The black notebook relates to a successful book which Anna has already written and published, and which fictionalized her experiences in war-time Rhodesia. That book was about Communism, racism, and dominant-submissive relationships in a group of air force pilots stationed there.

The red notebook is about Anna's post-war experiences as a member of the Communist Party back in Britain. She was fully aware of the unacceptable side of Stalinist communism, even while she remained a member. Anyone who was a communist or a fellow-traveller in the forties and fifties will recognize the atmosphere.
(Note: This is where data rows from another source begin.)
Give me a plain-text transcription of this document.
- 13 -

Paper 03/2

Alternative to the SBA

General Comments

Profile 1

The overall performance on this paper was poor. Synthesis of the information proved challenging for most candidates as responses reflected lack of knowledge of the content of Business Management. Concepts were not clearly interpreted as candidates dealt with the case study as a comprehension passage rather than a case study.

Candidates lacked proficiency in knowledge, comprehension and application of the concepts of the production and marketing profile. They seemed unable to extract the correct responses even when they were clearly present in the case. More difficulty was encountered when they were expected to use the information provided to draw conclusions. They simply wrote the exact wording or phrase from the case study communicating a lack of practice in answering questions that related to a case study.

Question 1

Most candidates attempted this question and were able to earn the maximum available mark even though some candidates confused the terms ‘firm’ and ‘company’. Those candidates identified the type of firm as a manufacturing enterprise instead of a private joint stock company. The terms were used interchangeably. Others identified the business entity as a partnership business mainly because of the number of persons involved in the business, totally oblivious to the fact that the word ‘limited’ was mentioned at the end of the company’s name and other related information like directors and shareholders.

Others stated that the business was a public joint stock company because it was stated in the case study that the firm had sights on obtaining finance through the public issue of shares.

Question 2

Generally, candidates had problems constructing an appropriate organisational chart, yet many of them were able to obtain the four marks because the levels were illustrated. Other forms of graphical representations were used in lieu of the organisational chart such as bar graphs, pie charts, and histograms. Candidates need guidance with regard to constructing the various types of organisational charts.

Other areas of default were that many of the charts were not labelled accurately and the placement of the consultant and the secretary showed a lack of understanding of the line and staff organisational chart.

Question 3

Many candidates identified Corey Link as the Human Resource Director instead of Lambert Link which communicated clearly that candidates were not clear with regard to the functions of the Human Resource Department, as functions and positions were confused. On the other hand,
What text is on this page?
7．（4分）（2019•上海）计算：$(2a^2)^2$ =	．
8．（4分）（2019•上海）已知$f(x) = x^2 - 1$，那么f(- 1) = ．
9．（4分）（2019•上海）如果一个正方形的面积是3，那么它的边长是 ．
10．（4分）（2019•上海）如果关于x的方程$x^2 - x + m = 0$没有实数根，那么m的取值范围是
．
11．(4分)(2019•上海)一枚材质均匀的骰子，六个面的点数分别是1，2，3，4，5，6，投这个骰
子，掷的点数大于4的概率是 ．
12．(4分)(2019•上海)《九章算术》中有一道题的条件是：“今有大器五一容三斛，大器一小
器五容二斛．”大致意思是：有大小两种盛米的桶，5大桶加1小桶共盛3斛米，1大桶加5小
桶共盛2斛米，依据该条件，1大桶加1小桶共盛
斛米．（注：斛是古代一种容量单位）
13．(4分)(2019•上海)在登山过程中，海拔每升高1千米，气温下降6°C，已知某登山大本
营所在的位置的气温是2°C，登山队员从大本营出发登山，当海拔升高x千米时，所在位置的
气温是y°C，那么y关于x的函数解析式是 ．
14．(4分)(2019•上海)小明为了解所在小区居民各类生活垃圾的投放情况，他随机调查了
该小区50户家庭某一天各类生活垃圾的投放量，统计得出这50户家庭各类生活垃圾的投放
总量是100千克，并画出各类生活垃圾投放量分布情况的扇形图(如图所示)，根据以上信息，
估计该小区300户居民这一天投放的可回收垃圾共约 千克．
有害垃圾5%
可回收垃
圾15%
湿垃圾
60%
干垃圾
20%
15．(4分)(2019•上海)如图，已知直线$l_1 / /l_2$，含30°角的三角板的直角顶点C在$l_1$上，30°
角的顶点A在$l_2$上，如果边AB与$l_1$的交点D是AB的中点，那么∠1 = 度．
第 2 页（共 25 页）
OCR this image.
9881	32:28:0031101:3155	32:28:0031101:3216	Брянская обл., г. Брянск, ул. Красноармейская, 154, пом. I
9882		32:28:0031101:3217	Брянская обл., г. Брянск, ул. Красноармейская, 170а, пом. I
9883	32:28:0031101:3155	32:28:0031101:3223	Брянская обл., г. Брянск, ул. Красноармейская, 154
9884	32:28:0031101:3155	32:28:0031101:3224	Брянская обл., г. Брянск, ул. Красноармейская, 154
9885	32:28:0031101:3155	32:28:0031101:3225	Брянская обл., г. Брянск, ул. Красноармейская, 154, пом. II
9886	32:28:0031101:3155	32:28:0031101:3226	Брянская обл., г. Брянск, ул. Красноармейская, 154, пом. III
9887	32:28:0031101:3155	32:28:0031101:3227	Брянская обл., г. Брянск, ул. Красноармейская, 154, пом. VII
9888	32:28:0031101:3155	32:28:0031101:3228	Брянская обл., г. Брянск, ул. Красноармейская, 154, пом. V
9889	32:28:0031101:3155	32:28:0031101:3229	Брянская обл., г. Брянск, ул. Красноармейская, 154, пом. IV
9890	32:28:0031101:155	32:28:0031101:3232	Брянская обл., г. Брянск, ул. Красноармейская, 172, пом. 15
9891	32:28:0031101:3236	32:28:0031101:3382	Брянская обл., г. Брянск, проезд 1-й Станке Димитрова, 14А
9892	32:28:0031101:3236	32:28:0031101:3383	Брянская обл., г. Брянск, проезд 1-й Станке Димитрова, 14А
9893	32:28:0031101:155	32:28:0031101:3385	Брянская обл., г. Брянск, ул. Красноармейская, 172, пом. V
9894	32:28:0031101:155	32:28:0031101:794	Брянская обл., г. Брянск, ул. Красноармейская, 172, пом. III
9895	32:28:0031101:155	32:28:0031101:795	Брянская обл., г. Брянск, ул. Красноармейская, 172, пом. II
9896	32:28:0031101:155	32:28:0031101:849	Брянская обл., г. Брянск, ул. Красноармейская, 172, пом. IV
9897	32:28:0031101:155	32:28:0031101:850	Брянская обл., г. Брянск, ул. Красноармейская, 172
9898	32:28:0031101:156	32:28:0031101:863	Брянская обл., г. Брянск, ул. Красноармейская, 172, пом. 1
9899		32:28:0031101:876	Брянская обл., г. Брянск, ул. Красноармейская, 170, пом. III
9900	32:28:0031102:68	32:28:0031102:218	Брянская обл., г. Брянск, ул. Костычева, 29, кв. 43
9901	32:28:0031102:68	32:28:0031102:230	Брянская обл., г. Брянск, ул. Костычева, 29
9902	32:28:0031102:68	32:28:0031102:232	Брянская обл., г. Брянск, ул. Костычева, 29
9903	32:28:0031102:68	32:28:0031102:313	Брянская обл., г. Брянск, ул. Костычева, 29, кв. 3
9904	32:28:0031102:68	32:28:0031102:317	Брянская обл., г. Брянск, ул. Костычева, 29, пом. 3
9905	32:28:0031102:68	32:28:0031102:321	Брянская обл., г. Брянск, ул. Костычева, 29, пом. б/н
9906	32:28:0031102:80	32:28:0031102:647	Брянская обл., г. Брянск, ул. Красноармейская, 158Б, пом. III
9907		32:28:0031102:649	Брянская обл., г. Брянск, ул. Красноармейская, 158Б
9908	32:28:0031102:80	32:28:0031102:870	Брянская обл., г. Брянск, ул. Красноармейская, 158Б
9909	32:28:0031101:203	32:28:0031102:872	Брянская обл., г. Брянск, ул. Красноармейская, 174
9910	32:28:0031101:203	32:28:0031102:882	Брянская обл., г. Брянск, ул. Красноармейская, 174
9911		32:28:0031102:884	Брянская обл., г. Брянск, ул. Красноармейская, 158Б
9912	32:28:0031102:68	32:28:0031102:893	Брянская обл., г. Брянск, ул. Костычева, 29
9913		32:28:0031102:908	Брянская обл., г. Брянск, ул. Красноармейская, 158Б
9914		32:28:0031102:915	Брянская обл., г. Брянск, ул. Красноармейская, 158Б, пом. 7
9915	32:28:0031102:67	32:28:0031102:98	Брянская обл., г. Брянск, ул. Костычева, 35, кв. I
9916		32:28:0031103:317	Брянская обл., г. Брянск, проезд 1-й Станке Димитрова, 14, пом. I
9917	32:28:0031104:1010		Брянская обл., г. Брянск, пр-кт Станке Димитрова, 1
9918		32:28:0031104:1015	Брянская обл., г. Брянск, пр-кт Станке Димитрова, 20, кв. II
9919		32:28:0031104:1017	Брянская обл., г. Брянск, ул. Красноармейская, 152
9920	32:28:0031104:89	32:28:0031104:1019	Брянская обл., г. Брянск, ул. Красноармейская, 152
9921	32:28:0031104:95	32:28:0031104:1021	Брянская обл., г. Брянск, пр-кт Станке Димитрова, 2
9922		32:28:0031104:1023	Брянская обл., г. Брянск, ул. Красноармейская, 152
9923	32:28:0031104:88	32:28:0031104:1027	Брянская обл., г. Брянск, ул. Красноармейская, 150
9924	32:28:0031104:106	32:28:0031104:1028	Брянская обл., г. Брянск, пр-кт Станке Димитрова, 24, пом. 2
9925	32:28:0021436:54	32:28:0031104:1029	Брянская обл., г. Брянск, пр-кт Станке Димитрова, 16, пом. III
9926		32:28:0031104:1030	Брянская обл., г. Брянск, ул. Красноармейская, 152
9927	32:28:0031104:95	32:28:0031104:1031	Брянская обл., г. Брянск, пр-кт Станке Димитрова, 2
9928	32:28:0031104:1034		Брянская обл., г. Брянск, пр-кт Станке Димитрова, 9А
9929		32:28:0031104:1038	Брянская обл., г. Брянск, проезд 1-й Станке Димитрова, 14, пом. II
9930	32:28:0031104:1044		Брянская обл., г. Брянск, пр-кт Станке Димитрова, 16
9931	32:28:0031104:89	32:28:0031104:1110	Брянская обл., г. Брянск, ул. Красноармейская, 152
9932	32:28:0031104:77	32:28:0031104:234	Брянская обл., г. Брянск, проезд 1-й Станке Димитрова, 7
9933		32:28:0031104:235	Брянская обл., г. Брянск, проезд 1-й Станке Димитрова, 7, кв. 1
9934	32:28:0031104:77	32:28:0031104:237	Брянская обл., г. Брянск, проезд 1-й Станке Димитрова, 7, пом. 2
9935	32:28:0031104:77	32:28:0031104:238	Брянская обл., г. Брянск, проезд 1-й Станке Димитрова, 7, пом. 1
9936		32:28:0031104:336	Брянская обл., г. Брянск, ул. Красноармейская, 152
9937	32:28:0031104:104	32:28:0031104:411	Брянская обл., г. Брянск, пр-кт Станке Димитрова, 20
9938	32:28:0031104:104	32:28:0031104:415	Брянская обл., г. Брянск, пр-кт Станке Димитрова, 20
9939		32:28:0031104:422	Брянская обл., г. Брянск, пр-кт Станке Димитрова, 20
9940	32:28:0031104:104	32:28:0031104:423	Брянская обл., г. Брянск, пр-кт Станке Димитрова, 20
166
Anna is struggling with a writer's block, but is trying to write another novel, dealing with the more painful parts of her life. The yellow notebook is part of this novel (and notes thereon) which describes the relationship of Ella (who is really Anna), a divorcee, with a doctor called Paul. (Sometimes the same characters, like Anna's ex-husband, are called by different names in the different parts of the book. In addition, the Paul in the yellow notebook is not the same person as the Paul in the black notebook.) Here (and later in the blue notebook) Doris Lessing records ever more minutely the relationship between the woman and the man: they vary often from moment to moment, from one conversational exchange to the next. These are very well done and at enormous length, but ultimately they are as exhausting for this reader as they must have been to the characters.

In the blue notebook Anna records her real life, part of which is the material for the yellow notebook. Most painful is the relationship with her last lover, Saul Green, an American ex-communist, who was himself a horrendously fractured personality: the schizophrenia of each of them reinforces that of the other.

And the new golden notebook at the end, which, the blurb says, `brings the strands of her life together and holds the key to her recovery'? Personally, I can't see any difference between the madness of that book and the madness which pervaded the end of the blue note book; and as for any recovery .... well, perhaps exhausted as I was, I'm afraid I just didn't get it. Dense of me, no doubt. But was I glad I had come to the end!

I have enjoyed some of Doris Lessing's books (The Sweetest Dream, The Grandmothers, The Good Terrorist) a great deal more than this one.